Chacun porte en lui une blessure et tente de donner un sens à son existence. Il mène leur propre guerre, chacun à sa manière.

 

 Voici quelques citations tirées du roman:

 

 " Il avait encore rêvé du Liban et du Tchad et tous ces morts qui continuaient à le hanter, tous ceux qu'il n'avait pas pu sauver. Il avait été un bon infirmier mais qu'est-ce qu'il avait détesté ce boulot. La guerre était violente, sale, il avait vécu dans l'enfer et il avait vu jusqu'où les hommes étaient prêts à aller pour se sauver, peu importe les autres. La monstruosité n'avait pas de limite. À son retour du front, il s'était inscrit au séminaire et au bout de quelques années, il en était sorti prêtre."

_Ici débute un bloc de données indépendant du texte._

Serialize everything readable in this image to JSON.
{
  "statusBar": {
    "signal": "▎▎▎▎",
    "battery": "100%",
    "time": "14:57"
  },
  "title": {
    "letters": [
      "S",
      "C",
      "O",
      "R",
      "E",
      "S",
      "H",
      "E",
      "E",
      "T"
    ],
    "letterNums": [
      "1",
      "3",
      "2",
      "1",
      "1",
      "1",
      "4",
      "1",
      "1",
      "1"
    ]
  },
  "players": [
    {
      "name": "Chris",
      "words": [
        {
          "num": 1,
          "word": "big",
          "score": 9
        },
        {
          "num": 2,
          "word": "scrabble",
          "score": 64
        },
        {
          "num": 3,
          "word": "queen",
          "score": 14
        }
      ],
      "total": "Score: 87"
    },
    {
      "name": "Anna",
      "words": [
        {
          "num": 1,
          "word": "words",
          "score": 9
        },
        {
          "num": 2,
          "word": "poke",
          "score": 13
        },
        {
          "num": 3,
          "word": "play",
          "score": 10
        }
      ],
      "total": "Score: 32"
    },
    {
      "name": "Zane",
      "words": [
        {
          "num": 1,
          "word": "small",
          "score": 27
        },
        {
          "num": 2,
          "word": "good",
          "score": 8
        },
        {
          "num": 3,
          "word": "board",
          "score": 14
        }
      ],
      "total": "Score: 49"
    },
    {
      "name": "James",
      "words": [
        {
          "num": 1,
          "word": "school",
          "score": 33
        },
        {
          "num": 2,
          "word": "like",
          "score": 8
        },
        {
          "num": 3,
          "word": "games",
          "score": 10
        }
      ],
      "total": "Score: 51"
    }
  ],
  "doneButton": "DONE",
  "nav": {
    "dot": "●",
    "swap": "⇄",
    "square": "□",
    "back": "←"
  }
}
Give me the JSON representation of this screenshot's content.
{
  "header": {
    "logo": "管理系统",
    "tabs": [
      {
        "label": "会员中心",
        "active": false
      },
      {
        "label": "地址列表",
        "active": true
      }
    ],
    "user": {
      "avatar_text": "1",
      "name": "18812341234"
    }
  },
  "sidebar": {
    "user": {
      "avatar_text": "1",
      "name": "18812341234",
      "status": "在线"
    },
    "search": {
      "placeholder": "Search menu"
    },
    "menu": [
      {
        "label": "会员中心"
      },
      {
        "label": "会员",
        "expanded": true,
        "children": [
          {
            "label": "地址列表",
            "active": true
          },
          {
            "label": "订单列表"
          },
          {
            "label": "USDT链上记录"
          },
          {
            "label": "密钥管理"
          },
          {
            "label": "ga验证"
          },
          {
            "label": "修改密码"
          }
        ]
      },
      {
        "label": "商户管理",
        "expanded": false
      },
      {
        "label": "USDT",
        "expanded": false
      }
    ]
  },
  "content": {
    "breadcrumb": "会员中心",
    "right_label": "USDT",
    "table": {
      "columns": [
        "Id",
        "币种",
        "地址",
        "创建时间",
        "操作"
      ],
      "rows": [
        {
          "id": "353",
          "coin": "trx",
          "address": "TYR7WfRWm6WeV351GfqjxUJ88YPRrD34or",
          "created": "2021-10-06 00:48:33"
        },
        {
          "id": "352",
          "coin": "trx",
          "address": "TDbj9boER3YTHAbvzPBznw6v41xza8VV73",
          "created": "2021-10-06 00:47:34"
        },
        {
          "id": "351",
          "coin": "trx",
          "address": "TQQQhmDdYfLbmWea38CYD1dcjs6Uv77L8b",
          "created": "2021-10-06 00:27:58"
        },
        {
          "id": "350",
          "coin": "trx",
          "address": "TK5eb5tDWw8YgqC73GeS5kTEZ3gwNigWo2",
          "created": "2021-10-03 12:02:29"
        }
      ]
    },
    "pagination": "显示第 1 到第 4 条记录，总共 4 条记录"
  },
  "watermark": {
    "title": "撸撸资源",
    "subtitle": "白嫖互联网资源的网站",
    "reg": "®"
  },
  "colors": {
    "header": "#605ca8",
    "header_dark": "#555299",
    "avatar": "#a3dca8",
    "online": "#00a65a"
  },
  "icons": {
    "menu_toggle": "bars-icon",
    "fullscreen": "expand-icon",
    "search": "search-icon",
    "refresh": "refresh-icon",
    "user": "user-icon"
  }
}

 " La cyberguerre nécessitait des compétences sans cesse développées et les réseaux de télécommunications étaient analysés, épluchés, examinés. La guerre de l'information pour l'information était déclenchée et celui qui détenait le savoir détenait le pouvoir et c'était avec le savoir qu'ils entraient dans les systèmes et influençaient le cours des choses. Les documents d'Athenar représentaient une vraie bombe et il cherchait à en savoir davantage."

 " Il regretta de ne pas avoir une arme, il aurait tiré sans hésiter. Il se dit qu'il ne s'était pas trompé, un philosophe n'était jamais un pacifiste, il avait toujours une guerre à mener parce que chercher le vrai était forcément violent, surtout que les hommes semblaient de plus en plus bêtes."